Description
Pour un terrien, lire le carnet de bord d’un voyageur qui traverse l’océan revient un peu à écouter la météo marine. Deux ris dans la grande voile, un ris dans l’artimon, huit nœuds au près : on n’y comprend rien et on trouve ça aussi étrange que la voix qui racontait l’état de la houle sur Cromarty, Forties, Dogger, Humber et Tamise, le matin à la radio.
C’est peut-être pour cela que certains jugent plus sage de s’aventurer sur l’eau douce. Nul besoin de connaissances en navigation, pensent-ils. Ces cours d’eau nous mèneront bien jusqu’à l’embouchure, à moins de vouloir ramer contre le courant. Mais il ne faut pas se fier à la paresse apparente des fleuves. Fabien Bastide a choisi le sens le plus simple pour naviguer, mais c’est à peu près tout. Pour le reste, son idée de descendre la Gambie à bord d’une pirogue nécessitait de slalomer entre les crocodiles et les hippopotames.

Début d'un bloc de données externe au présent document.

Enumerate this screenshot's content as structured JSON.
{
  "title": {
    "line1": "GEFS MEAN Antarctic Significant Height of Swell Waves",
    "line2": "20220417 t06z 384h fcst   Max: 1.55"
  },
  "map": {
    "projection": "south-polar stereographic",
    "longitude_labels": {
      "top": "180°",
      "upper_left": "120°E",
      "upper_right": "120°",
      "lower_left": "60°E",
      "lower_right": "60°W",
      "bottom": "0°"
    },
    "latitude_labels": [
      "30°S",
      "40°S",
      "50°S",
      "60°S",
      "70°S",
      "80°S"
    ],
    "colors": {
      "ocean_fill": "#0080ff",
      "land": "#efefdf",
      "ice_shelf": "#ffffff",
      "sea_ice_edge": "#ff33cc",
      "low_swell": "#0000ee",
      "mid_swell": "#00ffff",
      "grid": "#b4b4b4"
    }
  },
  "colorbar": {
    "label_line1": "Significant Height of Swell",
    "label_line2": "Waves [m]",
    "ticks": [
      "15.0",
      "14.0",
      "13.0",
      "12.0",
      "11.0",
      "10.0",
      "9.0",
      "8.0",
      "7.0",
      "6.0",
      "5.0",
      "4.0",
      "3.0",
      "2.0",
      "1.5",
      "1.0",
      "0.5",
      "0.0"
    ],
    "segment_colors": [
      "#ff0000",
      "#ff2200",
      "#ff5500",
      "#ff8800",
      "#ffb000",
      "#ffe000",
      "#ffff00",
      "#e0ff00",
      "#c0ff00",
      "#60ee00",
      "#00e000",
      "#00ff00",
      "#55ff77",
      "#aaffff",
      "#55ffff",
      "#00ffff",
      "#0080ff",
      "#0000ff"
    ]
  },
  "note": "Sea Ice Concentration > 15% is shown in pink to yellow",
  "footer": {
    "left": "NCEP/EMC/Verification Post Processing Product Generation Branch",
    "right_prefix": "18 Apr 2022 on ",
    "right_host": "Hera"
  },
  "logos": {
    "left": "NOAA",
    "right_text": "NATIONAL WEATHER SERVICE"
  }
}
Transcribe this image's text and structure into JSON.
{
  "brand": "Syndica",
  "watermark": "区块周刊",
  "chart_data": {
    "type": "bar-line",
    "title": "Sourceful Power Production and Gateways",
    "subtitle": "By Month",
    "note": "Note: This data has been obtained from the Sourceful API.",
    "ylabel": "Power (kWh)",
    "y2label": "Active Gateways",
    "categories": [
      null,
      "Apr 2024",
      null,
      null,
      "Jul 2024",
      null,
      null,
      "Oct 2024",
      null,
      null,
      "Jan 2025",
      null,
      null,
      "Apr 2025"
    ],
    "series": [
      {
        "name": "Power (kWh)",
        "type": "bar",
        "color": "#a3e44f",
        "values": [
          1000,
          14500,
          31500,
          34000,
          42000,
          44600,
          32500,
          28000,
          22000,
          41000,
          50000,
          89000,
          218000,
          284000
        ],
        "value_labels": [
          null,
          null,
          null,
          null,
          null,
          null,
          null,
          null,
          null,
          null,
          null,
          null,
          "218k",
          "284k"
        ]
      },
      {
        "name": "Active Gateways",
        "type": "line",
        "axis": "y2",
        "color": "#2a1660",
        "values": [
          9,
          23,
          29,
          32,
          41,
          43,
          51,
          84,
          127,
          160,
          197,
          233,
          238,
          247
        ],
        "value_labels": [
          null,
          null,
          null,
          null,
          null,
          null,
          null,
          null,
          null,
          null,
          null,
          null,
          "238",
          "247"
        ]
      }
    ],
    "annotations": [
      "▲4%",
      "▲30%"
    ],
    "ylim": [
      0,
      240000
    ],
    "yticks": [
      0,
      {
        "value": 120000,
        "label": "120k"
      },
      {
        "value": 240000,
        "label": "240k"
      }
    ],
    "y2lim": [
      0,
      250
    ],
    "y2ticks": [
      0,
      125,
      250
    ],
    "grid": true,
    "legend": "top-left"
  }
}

Ce qu’a accompli Renaud Lavergne revient à franchir le cap Horn avec une bouée canard. En 1986, à bord d’une embarcation pneumatique, il a descendu le Zaïre – désormais appelé Congo – entre le lac Tanganyika et l’Atlantique en passant par les effrayantes chutes d’Inga. À cet endroit, le fleuve perd une centaine de mètres sur quinze kilomètres. À cet endroit, un an plus tôt, un célèbre animateur de télévision de l’époque, Philippe de Dieuleveut, a disparu avec l’expédition Africa Raft. Depuis, les rumeurs les plus folles ont circulé sur les causes de sa mort : agent secret, bavure militaire, etc. En son for intérieur, Renaud Lavergne, qui n’oubliera jamais l’écume et le vacarme de ces diaboliques rapides, a la réponse. L’expédition a sombré parce que les embarcations sont passées à gauche de l’île aux Hippopotames, lui a survécu parce qu’il est passé à droite. Renaud et ses camarades sont les seuls, à ce jour, à avoir franchi les chutes d’Inga.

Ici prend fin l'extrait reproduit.